Lipid panel (LDL, HDL, triglycerides, apoB), baseline before starting and rechecked at the end of a cycle. This is the one place GW501516 has real human evidence, the trials consistently moved these numbers, so it is also the place you are most likely to see whether it is doing anything in you.
Liver enzymes (ALT, AST), baseline and end of cycle. The rat carcinogenicity data flagged the liver, the compound is metabolised there, and you want a reference point even though the short human trials did not show enzyme elevation.
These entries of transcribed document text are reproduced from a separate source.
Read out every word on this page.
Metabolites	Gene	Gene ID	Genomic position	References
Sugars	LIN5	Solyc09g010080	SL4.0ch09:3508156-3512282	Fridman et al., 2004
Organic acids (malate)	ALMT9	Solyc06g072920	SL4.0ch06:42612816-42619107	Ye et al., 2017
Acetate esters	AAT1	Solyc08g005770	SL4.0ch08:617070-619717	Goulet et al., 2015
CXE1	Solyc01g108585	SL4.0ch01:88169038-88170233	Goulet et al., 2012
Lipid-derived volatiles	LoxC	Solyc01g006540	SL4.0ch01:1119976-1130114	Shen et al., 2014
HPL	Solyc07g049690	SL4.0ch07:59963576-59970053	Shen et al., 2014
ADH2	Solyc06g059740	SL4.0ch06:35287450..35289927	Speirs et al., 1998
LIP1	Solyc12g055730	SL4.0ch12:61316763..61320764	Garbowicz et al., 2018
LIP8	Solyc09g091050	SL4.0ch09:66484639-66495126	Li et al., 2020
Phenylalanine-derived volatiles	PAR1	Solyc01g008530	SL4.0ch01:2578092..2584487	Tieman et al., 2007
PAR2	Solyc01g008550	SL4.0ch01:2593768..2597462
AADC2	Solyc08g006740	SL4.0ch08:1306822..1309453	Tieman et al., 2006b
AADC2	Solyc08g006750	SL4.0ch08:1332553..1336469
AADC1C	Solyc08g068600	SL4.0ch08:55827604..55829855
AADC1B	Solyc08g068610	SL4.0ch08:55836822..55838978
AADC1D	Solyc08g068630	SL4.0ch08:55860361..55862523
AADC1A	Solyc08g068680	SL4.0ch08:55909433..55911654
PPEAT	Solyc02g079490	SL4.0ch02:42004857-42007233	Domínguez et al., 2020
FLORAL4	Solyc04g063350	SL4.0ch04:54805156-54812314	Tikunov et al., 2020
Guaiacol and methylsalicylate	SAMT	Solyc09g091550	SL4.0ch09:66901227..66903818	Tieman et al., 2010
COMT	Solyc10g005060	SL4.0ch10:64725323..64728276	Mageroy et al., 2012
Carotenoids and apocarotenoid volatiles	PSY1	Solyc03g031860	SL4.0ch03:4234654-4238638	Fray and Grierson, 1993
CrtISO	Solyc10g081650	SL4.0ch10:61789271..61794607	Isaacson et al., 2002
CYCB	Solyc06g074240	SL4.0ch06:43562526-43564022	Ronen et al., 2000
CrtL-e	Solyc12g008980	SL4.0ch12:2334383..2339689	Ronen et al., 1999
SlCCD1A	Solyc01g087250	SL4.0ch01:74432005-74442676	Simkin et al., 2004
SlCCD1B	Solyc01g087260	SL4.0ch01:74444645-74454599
Fasting glucose and HbA1c, baseline and end of cycle. PPARδ activation shifts fuel metabolism, and these markers tell you whether glucose handling is moving.
Full blood count and kidney function (creatinine, eGFR), baseline, as general safety markers for any unproven research chemical run for weeks at a time.
Realistically, the people who should be most rigorous about bloodwork are the ones who have already decided to use it. Run the panels, compare before and after, and let your own lipid numbers tell you whether it is working. What bloodwork cannot do is monitor the cancer concern, there is no marker that catches that early, which is the whole reason to keep exposure short and infrequent if you use it at all.
GW501516 is an unapproved research chemical, never approved for human use, sold for laboratory research only, and banned in sport by WADA.